Efficient Deep Neural Network Computation on Processors
Add to Google Calendar
Deep neural networks (DNNs) have become a fundamental component of various applications. They are trained with a large amount of data to make accurate predictions. However, conventional DNN models have high computation and storage cost. This high cost makes it challenging to deploy DNN-based algorithms on existing processors. There are various algorithms proposed to reduce DNN computation, which can be divided into two main categories: network compression and domain transformation. Network compression removes the redundancy in DNN models by either pruning unimportant parameters or lowering the parameter precisions. It can reduce both the required computation and storage space. For domain transformation, convolution operations are converted into different domains and replaced with less computation. Nevertheless, these algorithms are designed without considering the characteristics of the underlying processors, which may lead to degradation in computation performance and even increase of the model size.

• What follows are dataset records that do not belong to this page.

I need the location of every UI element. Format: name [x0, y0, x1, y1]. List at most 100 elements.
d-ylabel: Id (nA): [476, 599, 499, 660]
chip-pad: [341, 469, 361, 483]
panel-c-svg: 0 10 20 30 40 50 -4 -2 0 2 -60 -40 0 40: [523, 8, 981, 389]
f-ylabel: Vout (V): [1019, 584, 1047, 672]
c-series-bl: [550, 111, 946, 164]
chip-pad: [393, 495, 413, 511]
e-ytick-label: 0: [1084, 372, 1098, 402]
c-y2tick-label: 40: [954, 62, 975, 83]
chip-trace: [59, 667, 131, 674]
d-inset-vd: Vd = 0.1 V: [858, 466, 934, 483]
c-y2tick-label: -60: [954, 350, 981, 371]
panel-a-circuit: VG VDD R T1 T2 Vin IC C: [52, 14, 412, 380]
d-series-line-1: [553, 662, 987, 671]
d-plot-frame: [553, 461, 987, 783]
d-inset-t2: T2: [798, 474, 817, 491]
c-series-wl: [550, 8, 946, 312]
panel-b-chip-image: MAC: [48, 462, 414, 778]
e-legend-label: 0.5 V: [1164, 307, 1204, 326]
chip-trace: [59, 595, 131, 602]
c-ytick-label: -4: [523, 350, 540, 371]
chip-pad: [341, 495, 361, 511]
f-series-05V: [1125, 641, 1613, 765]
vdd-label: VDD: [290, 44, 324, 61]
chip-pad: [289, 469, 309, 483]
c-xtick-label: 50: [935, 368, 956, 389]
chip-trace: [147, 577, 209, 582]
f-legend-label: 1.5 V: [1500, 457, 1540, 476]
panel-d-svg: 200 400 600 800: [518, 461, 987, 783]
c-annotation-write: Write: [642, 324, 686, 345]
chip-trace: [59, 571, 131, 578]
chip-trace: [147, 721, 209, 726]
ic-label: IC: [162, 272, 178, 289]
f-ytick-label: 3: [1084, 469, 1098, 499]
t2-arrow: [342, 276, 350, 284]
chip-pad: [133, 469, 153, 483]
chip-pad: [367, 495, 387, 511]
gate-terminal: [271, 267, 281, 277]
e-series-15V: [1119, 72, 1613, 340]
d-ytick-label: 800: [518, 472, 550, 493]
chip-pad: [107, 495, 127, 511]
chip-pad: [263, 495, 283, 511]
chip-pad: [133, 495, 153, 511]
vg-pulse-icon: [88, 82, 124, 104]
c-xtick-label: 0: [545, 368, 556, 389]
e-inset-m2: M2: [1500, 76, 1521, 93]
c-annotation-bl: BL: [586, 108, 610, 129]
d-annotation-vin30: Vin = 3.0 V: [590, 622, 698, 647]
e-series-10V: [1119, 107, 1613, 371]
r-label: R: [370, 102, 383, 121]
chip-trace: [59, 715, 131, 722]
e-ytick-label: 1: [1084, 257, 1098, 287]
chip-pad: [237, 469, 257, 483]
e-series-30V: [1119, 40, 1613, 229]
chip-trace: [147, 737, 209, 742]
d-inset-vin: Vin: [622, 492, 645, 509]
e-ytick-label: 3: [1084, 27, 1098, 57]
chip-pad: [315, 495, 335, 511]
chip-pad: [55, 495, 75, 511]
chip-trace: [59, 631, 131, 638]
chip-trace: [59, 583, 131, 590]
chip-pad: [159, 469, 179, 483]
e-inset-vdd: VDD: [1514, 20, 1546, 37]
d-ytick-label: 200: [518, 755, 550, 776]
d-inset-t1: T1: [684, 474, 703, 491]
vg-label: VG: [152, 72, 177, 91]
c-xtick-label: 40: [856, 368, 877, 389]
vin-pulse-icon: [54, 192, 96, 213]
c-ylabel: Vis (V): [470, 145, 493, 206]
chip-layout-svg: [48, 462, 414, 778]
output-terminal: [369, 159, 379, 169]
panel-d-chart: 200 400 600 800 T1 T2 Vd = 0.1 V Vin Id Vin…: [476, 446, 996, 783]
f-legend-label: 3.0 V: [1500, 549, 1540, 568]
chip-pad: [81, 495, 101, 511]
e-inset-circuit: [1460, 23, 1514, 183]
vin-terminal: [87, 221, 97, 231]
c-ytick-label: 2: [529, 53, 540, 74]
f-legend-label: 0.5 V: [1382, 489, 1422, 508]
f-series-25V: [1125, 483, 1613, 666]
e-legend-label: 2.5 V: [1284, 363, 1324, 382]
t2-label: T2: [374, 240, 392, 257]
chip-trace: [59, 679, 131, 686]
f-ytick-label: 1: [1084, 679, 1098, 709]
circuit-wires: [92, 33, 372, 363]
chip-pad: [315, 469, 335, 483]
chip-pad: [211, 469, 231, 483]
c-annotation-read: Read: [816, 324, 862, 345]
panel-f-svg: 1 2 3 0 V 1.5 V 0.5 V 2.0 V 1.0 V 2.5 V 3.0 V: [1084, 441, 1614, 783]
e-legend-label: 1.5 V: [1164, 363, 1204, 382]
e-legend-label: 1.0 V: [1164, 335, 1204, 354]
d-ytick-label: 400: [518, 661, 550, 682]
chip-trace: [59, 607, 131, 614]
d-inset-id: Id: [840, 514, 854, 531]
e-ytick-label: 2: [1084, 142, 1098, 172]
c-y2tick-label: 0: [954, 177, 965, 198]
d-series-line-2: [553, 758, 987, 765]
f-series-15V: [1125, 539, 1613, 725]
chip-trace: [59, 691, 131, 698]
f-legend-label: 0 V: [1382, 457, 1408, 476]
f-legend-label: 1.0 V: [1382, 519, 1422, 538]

This thesis solves this challenge by customizing or combining the computation reduction algorithms for the processor architecture and augmenting the hardware to provide better support for DNN computation. The first part of this thesis proposes to customize DNN pruning to the underlying hardware by matching the pruned network structure to the parallel hardware organization. Besides pruning, I also investigate deploying low-precision models on microcontrollers. A new convolution algorithm is proposed to perform sub-byte multiply-accumulate computations with bitwise logic operations. Extra instruction set architecture (ISA) extensions are introduced to accelerate the computation further. The last part focuses on accelerating DNN computation by combining pruning techniques and Winograd convolution. A two-step pruning method, spatial-Winograd pruning, is proposed. Spatial-domain weights are first pruned in a structured way, transferring the spatial-domain sparsity into the Winograd domain efficiently. Remaining Winograd-domain weights are then pruned directly for a higher sparsity.